Can you explain to me how to solve non-homogeneous recurrence relations?
For instance, this
$$f(1) = f(2) = K$$
$$f(n) = f(n-1) + 2f(n-2) + n + 2^n + K$$
I only know part of the process:
First, we take care of the homogeneous part:
$$f(n) – f(n-1) – 2f(n-2)$$
The characteristic equation is:
$$a^2-a-2$$
Which factors to:
$$(a – 2)(a + 1)$$
Therefore, the homogeneous formula is of the form:
$$f_H(n) = b_1(2)^n+b_2(-1)^n$$
And this is as much as I know about non-homogeneous recurrence relations. How do I proceed? I've seen several documents, but somehow, they all seem to describe different concepts that just end up confusing me more.
Best Answer
Just use generating functions.
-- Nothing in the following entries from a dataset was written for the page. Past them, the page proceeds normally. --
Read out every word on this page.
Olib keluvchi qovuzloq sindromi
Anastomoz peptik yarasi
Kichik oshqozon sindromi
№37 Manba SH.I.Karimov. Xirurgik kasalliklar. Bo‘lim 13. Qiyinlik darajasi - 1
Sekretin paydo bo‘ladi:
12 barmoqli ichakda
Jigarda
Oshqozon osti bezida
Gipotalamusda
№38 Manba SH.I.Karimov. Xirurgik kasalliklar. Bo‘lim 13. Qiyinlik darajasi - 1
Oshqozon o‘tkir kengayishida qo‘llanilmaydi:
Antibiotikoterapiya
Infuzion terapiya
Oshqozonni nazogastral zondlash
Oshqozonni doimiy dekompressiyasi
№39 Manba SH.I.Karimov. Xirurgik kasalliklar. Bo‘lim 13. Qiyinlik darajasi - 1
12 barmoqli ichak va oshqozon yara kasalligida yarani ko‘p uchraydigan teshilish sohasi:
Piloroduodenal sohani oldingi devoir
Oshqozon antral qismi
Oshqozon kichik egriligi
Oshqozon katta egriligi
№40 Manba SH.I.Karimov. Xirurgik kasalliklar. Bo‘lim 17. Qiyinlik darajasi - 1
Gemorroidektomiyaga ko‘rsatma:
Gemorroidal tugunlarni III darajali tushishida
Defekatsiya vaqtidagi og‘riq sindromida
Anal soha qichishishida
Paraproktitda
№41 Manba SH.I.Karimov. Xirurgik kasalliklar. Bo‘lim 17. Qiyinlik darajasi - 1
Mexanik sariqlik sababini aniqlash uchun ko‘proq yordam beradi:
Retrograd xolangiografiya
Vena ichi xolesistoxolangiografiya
Define $F(z) = \sum_{n \ge 0} f(n + 1) z^n$, write your recurrence as: $$ f(n + 2) = f(n + 1) + 2 f(n) + n + 2 + 4 \cdot 2^n + K $$ Multiply by $z^n$, sum over $n \ge 0$, recognize the resulting sums: $$ \frac{F(z) - f(1) - f(2) z}{z^2} = \frac{F(z) - f(1)}{z} + 2 F(z) + \frac{z}{(1 - z)^2} + \frac{4}{1 - 2 z} + \frac{K + 2}{1 - z} $$ This because: \begin{align} \sum_{n \ge 0} z^n &= \frac{1}{1 - z} \\ \sum_{n \ge 0} n z^n &= z \frac{\mathrm{d}}{\mathrm{d} z} \frac{1}{1 - z} \\ &= \frac{z}{(1 - z)^2} \end{align} Solving for $F(z)$, as partial fractions: $$ F(z) = \frac{6 K + 13}{12(1 + z)} + \frac{3 K - 1}{1 - 2 z} - \frac{2 K + 5}{4 (1 - z)} + \frac{2}{3 (1 - 2 z)^2} - \frac{1}{6 (1 + z)^2} $$ Using the generalized binomial theorem you have: $$ \binom{-m}{k} = (-1)^k \binom{m + k - 1}{m - 1} $$ In particular: $$ \binom{-2}{k} = (-1)^k (k + 1) $$ This allows to read off the coefficients from the above.